An analysis of Mental Health NHS Benchmarking Network data for England and Wales

This report summarises the results of a collaboration between Centre for Mental Health and the NHS Benchmarking Network. The NHS Benchmarking Network (NHSBN) is a member-based organisation of NHS commissioners and providers who collect and analyse data on health care services across the NHS. NHSBN have made their mental health data available to the Centre to provide an independent commentary on what the data suggests about secondary NHS mental health provision in England and Wales.

The data shows a sustained decrease in the number of adult acute inpatient beds for all but the last year that data was collected. This is continuing a trend over a number of decades.

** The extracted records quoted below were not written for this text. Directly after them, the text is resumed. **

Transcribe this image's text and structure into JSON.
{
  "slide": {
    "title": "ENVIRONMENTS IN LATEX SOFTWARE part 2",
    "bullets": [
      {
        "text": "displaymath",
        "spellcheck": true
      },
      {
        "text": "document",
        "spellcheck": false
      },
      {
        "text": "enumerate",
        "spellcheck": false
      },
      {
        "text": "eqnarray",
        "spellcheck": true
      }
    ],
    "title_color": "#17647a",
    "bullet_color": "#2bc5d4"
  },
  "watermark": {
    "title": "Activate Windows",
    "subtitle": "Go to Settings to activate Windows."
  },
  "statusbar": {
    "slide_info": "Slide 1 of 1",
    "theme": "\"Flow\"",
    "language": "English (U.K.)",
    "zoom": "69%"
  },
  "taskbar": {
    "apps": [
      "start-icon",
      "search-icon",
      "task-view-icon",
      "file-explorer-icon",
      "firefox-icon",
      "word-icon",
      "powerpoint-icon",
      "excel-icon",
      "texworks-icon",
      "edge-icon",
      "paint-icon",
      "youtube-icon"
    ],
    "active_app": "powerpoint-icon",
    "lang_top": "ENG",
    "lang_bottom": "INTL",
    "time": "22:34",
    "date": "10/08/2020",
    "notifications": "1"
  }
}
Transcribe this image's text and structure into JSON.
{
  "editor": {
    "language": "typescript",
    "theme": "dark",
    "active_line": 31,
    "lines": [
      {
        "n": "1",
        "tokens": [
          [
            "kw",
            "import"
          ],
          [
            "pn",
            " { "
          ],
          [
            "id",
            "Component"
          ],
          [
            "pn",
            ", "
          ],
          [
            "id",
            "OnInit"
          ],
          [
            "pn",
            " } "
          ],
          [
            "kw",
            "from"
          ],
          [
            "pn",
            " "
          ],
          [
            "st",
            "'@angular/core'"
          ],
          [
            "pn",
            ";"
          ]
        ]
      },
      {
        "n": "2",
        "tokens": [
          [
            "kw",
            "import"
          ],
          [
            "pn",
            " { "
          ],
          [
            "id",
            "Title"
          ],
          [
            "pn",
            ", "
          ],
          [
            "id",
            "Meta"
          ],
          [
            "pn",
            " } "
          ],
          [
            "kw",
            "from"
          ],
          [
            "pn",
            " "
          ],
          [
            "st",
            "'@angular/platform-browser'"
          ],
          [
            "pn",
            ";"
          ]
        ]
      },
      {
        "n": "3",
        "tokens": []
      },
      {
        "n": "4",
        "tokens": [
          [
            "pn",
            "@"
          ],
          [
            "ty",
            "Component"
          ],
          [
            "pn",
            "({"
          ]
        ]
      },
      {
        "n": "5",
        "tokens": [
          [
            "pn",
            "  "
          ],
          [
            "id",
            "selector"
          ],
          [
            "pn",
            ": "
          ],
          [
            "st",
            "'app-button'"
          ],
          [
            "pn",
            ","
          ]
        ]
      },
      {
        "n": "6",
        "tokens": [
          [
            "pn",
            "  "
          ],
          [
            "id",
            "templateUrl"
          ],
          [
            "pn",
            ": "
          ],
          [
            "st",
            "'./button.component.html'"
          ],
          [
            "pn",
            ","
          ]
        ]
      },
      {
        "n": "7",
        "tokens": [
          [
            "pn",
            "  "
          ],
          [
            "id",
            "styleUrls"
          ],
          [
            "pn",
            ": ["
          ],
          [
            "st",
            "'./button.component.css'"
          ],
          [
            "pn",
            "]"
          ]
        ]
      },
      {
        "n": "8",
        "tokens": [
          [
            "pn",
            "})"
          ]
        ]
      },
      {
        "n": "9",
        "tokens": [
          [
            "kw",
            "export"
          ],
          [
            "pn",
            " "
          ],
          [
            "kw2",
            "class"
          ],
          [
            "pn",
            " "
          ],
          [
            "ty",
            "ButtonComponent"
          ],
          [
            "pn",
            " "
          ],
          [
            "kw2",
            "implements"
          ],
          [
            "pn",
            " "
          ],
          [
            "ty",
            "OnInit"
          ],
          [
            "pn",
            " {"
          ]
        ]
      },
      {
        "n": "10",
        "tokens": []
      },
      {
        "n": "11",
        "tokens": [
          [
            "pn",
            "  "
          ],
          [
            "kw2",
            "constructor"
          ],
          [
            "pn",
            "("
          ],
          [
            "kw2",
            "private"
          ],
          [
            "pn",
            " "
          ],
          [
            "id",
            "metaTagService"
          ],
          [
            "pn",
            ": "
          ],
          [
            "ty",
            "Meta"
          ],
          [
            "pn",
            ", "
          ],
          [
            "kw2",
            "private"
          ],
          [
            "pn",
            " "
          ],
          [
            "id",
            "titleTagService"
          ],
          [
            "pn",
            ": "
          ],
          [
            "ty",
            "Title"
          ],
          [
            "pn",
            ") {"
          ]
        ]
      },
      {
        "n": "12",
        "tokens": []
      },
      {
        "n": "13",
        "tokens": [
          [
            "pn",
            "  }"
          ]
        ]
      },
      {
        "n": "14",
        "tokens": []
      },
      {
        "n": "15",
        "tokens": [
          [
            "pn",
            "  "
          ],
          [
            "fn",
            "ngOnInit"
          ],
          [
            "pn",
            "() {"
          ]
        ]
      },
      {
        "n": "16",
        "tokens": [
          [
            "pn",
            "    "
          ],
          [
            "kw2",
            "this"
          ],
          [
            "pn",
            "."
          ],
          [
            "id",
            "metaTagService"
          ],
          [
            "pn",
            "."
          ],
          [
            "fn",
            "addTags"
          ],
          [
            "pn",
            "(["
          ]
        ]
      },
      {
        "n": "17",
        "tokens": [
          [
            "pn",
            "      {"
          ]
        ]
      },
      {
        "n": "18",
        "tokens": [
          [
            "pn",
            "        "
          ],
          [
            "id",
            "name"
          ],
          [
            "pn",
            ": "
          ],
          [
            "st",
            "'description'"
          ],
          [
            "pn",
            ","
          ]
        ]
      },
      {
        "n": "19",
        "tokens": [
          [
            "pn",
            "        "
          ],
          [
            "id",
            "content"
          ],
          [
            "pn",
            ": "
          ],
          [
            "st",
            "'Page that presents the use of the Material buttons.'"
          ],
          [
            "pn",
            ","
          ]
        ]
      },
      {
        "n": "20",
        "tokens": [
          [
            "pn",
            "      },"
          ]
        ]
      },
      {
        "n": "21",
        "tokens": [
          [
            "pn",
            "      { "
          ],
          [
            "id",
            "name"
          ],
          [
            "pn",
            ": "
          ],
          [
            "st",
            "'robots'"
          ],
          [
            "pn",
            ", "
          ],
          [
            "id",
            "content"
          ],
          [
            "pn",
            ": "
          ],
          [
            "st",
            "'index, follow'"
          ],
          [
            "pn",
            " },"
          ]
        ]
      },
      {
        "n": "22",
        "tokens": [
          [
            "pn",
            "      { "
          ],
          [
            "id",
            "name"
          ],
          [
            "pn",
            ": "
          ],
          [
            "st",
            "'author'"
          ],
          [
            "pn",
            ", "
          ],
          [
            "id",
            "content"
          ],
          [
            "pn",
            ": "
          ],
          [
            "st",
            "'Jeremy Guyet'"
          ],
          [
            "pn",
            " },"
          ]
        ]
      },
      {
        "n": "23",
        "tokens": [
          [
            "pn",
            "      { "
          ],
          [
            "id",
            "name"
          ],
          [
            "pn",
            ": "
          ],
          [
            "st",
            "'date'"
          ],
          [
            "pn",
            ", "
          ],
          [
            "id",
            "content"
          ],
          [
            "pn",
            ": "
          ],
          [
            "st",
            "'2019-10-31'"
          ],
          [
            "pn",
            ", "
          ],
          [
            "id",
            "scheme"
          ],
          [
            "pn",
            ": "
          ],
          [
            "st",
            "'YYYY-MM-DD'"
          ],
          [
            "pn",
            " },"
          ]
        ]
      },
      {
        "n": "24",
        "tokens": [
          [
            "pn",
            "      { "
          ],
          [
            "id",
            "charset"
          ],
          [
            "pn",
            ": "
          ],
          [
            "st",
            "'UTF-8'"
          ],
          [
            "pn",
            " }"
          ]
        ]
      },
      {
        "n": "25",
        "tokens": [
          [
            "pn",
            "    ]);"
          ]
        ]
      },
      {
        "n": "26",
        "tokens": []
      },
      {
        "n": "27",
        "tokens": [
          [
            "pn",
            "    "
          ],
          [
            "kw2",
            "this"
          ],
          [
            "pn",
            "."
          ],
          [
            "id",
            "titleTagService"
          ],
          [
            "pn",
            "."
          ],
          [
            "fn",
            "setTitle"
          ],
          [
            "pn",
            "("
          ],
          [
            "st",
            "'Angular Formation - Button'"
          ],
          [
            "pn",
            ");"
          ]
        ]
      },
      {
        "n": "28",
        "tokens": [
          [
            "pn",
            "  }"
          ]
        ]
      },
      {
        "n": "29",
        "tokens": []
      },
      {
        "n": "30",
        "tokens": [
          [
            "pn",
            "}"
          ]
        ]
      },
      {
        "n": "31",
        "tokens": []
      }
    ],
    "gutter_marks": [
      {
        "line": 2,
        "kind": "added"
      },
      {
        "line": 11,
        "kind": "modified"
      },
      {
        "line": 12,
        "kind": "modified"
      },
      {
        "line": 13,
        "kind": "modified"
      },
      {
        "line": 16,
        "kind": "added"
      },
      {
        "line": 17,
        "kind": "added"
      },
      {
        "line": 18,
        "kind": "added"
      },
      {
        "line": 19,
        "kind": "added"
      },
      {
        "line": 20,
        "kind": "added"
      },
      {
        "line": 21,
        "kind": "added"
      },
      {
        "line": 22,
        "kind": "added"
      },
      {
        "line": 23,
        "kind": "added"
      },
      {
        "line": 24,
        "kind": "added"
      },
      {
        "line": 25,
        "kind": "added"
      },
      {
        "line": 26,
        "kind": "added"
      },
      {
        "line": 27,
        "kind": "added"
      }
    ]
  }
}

While bed numbers have fallen in recent years, the number of admissions and lengths of stay in hospital have not. And the proportion of people admitted under the Mental Health Act has risen year on year. This has put greater pressure on inpatient units, resulting in higher bed occupancy rates, consistently above the levels recommended by the Royal College of Psychiatrists.

Overall community mental health team provision in secondary care reduced slightly between 2012/13 and 2015/16. However towards the end of the period, early intervention and crisis services grew again in response to national policy developments.

The last five years have witnessed a shift in care provision for people with common mental health problems with over 900,000 people in England now supported through new primary care services such as the Improving Access to Psychological Therapies initiative.

The data we analysed covers the five years prior to the introduction of the Five Year Forward View for Mental Health in England and offers a snapshot of the development of community and inpatient services up to that point.